评估了当前美国皮肤病学会 PEM 中 4 种常见(特应性皮炎、寻常痤疮、银屑病和带状疱疹)和 4 种罕见(大疱性表皮松解症、天疱疮、层状鱼鳞癣和扁平苔藓)皮肤病的 Flesch-Kincaid 阅读水平(FKRL)。我们提示 ChatGPT-3.5、GPT-4、DermGPT 和 DocsGPT“创建一个关于[疾病]的患者教育手册,阅读水平为[FKRL]”,以迭代方式为每个疾病生成 10 个未指定第五级和第七级 FKRL 的 PEM,使用 Microsoft Word 可读性统计进行评估。通过 2 名皮肤科住院医师受训者评估 LLM 之间意义的保留情况。
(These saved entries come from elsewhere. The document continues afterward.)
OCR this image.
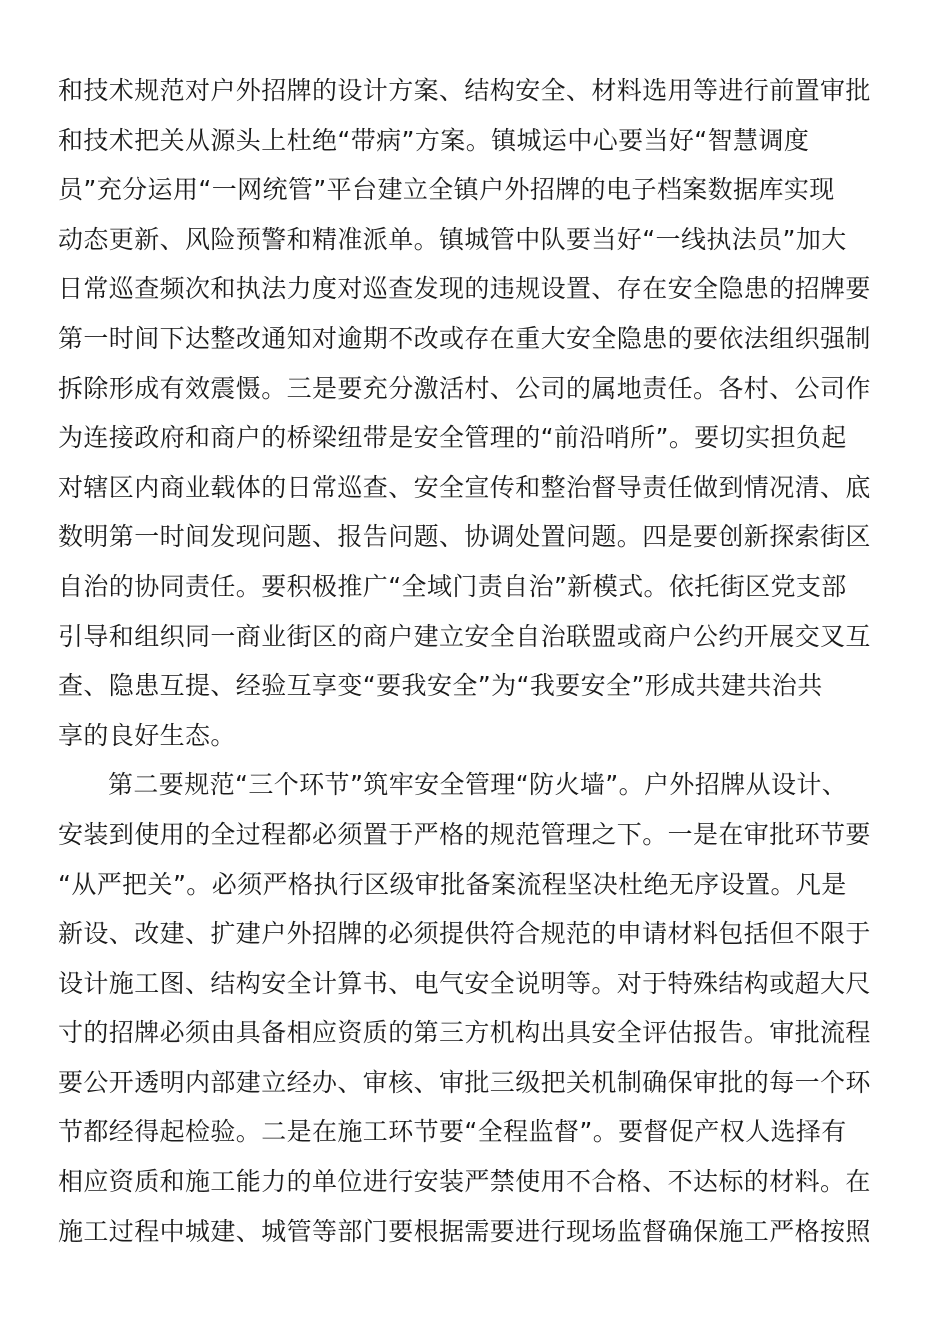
和技术规范对户外招牌的设计方案、结构安全、材料选用等进行前置审批
和技术把关从源头上杜绝“带病”方案。镇城运中心要当好“智慧调度
员”充分运用“一网统管”平台建立全镇户外招牌的电子档案数据库实现
动态更新、风险预警和精准派单。镇城管中队要当好“一线执法员”加大
日常巡查频次和执法力度对巡查发现的违规设置、存在安全隐患的招牌要
第一时间下达整改通知对逾期不改或存在重大安全隐患的要依法组织强制
拆除形成有效震慑。三是要充分激活村、公司的属地责任。各村、公司作
为连接政府和商户的桥梁纽带是安全管理的“前沿哨所”。要切实担负起
对辖区内商业载体的日常巡查、安全宣传和整治督导责任做到情况清、底
数明第一时间发现问题、报告问题、协调处置问题。四是要创新探索街区
自治的协同责任。要积极推广“全域门责自治”新模式。依托街区党支部
引导和组织同一商业街区的商户建立安全自治联盟或商户公约开展交叉互
查、隐患互提、经验互享变“要我安全”为“我要安全”形成共建共治共
享的良好生态。
第二要规范“三个环节”筑牢安全管理“防火墙”。户外招牌从设计、
安装到使用的全过程都必须置于严格的规范管理之下。一是在审批环节要
“从严把关”。必须严格执行区级审批备案流程坚决杜绝无序设置。凡是
新设、改建、扩建户外招牌的必须提供符合规范的申请材料包括但不限于
设计施工图、结构安全计算书、电气安全说明等。对于特殊结构或超大尺
寸的招牌必须由具备相应资质的第三方机构出具安全评估报告。审批流程
要公开透明内部建立经办、审核、审批三级把关机制确保审批的每一个环
节都经得起检验。二是在施工环节要“全程监督”。要督促产权人选择有
相应资质和施工能力的单位进行安装严禁使用不合格、不达标的材料。在
施工过程中城建、城管等部门要根据需要进行现场监督确保施工严格按照
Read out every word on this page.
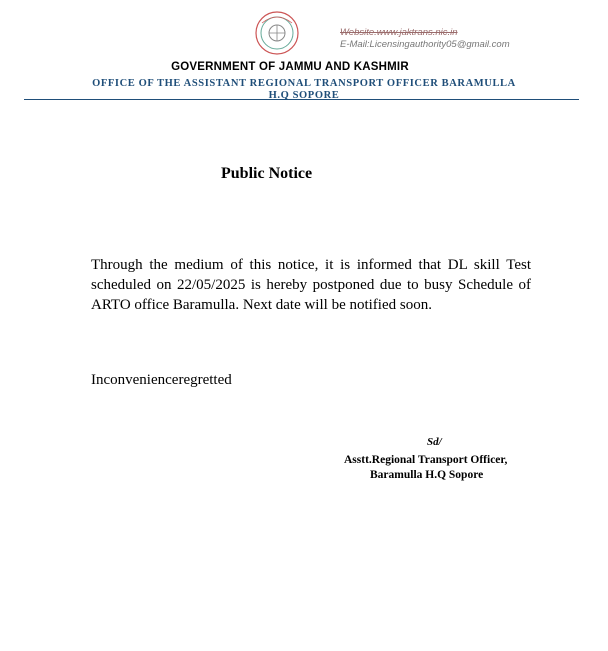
Website.www.jaktrans.nic.in
E-Mail:Licensingauthority05@gmail.com
GOVERNMENT OF JAMMU AND KASHMIR
OFFICE OF THE ASSISTANT REGIONAL TRANSPORT OFFICER BARAMULLA
H.Q SOPORE
Public Notice
Through the medium of this notice, it is informed that DL skill Test scheduled on 22/05/2025 is hereby postponed due to busy Schedule of ARTO office Baramulla. Next date will be notified soon.
Inconvenienceregretted
Sd/
Asstt.Regional Transport Officer,
Baramulla H.Q Sopore
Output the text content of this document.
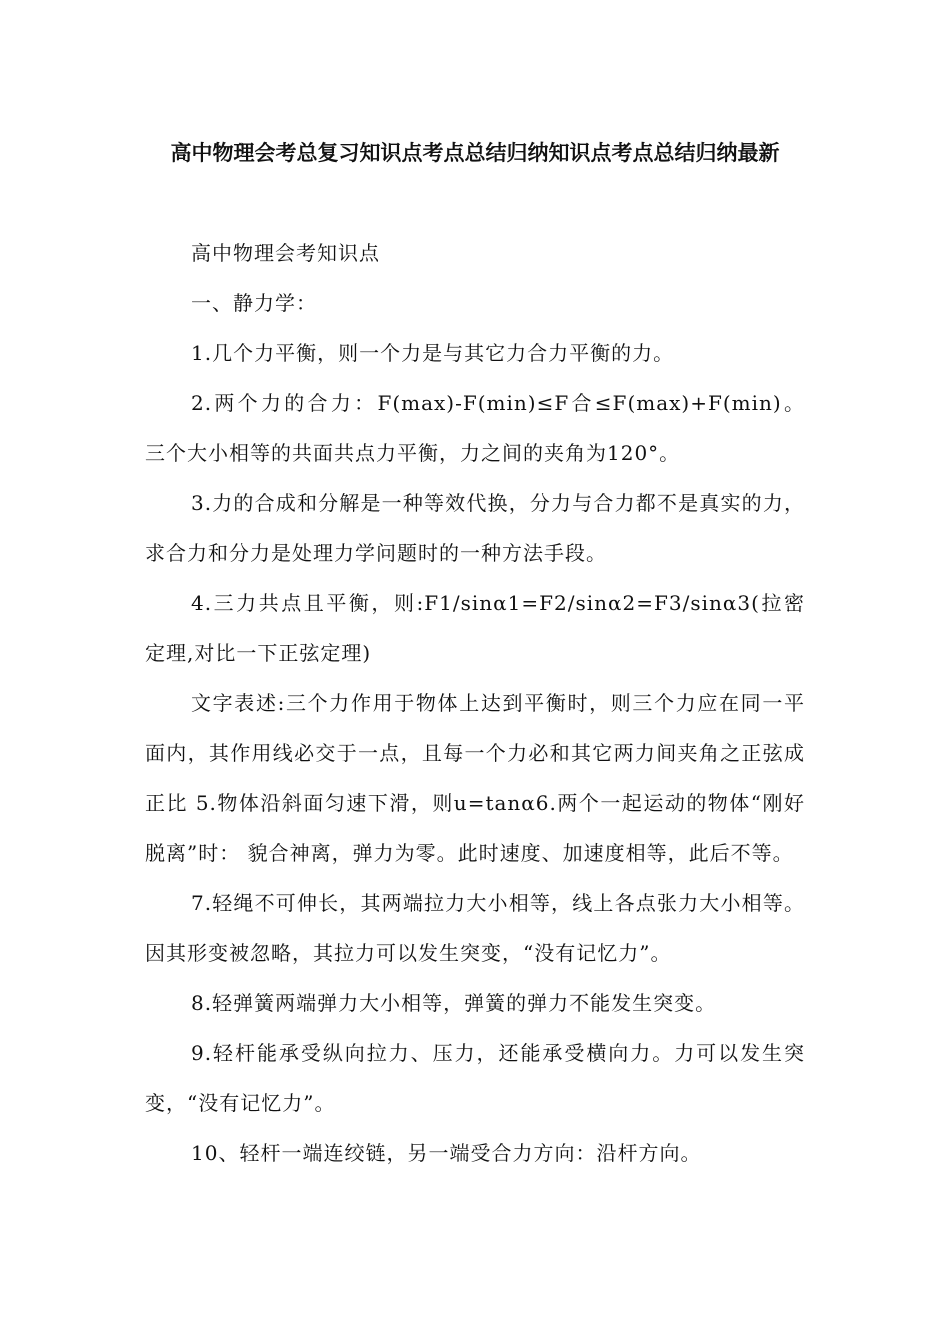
高中物理会考总复习知识点考点总结归纳知识点考点总结归纳最新

高中物理会考知识点

一、静力学：

1.几个力平衡，则一个力是与其它力合力平衡的力。

2.两个力的合力：F(max)-F(min)≤F合≤F(max)+F(min)。 三个大小相等的共面共点力平衡，力之间的夹角为120°。

3.力的合成和分解是一种等效代换，分力与合力都不是真实的力，求合力和分力是处理力学问题时的一种方法手段。

4.三力共点且平衡，则:F1/sinα1=F2/sinα2=F3/sinα3(拉密定理,对比一下正弦定理)

文字表述:三个力作用于物体上达到平衡时，则三个力应在同一平面内，其作用线必交于一点，且每一个力必和其它两力间夹角之正弦成正比 5.物体沿斜面匀速下滑，则u=tanα6.两个一起运动的物体“刚好脱离”时： 貌合神离，弹力为零。此时速度、加速度相等，此后不等。

7.轻绳不可伸长，其两端拉力大小相等，线上各点张力大小相等。因其形变被忽略，其拉力可以发生突变，“没有记忆力”。

8.轻弹簧两端弹力大小相等，弹簧的弹力不能发生突变。

9.轻杆能承受纵向拉力、压力，还能承受横向力。力可以发生突变，“没有记忆力”。

10、轻杆一端连绞链，另一端受合力方向：沿杆方向。
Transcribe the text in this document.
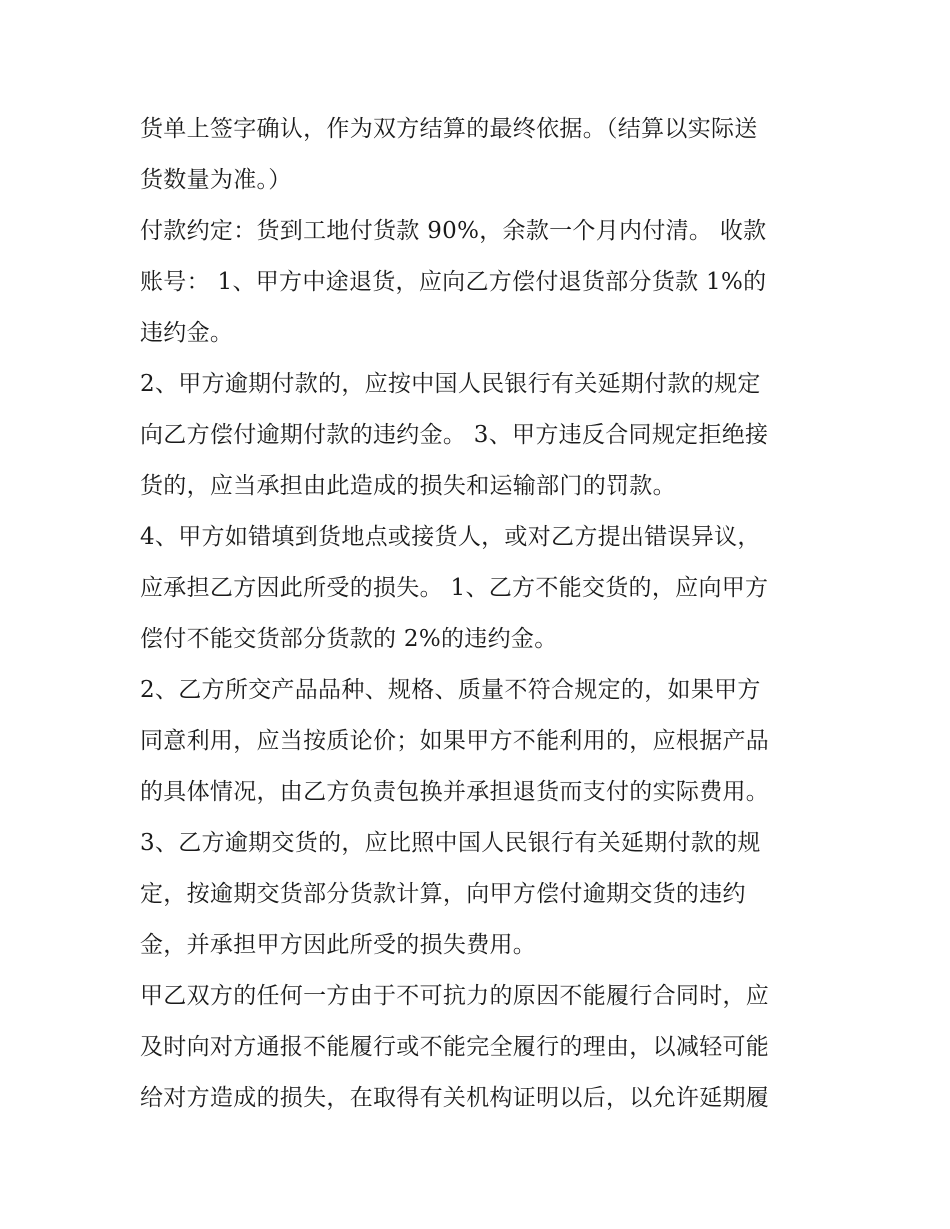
货单上签字确认，作为双方结算的最终依据。（结算以实际送
货数量为准。）

付款约定：货到工地付货款 90%，余款一个月内付清。 收款
账号： 1、甲方中途退货，应向乙方偿付退货部分货款 1%的
违约金。

2、甲方逾期付款的，应按中国人民银行有关延期付款的规定
向乙方偿付逾期付款的违约金。 3、甲方违反合同规定拒绝接
货的，应当承担由此造成的损失和运输部门的罚款。

4、甲方如错填到货地点或接货人，或对乙方提出错误异议，
应承担乙方因此所受的损失。 1、乙方不能交货的，应向甲方
偿付不能交货部分货款的 2%的违约金。

2、乙方所交产品品种、规格、质量不符合规定的，如果甲方
同意利用，应当按质论价；如果甲方不能利用的，应根据产品
的具体情况，由乙方负责包换并承担退货而支付的实际费用。

3、乙方逾期交货的，应比照中国人民银行有关延期付款的规
定，按逾期交货部分货款计算，向甲方偿付逾期交货的违约
金，并承担甲方因此所受的损失费用。

甲乙双方的任何一方由于不可抗力的原因不能履行合同时，应
及时向对方通报不能履行或不能完全履行的理由，以减轻可能
给对方造成的损失，在取得有关机构证明以后，以允许延期履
当前美国皮肤病学会 PEM 的平均(SD)FKRL 分别为 9.35(1.26)和 9.50(2.3),用于常见和罕见疾病。对于常见疾病,LLM 生成的 PEM 的 FKRL 范围在 9.8 到 11.21(未指定提示)、4.22 到 7.43(五年级提示)和 5.98 到 7.28(七年级提示)之间。对于罕见疾病,LLM 生成的 PEM 的 FKRL 范围在 9.85 到 11.45(未指定提示)、4.22 到 7.43(五年级提示)和 5.98 到 7.28(七年级提示)之间。在五年级阅读水平下,GPT-4 在生成常见和罕见疾病的 PEM 方面均优于 ChatGPT-3.5(P=.001 和 P=.01)、DermGPT(P<.001 和 P=.03)和 DocsGPT(P<.001 和 P=.02)。在七年级阅读水平下,ChatGPT-3.5、GPT-4、DocsGPT 或 DermGPT 之间在生成常见疾病的 PEM 方面没有显著差异(均 P>.05);然而,对于罕见疾病,ChatGPT-3.5 和 DocsGPT 的表现优于 GPT-4(P=.003 和 P<.001)。意义保留分析显示,对于常见疾病,总体阅读舒适度、患者理解度和准确性方面,DermGPT 排名最高(14.75/15,98%);对于罕见疾病,GPT-4 生成的 PEM 排名最高(14.5/15,97%)。
在常见和罕见疾病的五年级 FKRL 方面,GPT-4 似乎优于 ChatGPT-3.5、DocsGPT 和 DermGPT,尽管 ChatGPT-3.5 和 DocsGPT 在罕见疾病的七年级 FKRL 方面的表现均优于 GPT-4。LLM 生成的 PEM 可能可靠地满足常见和罕见皮肤病的第七级 FKRL 要求,并且易于阅读、患者易于理解,并且大部分内容准确。LLM 可以在皮肤科中发挥作用,提高健康素养并传播易懂的 PEM。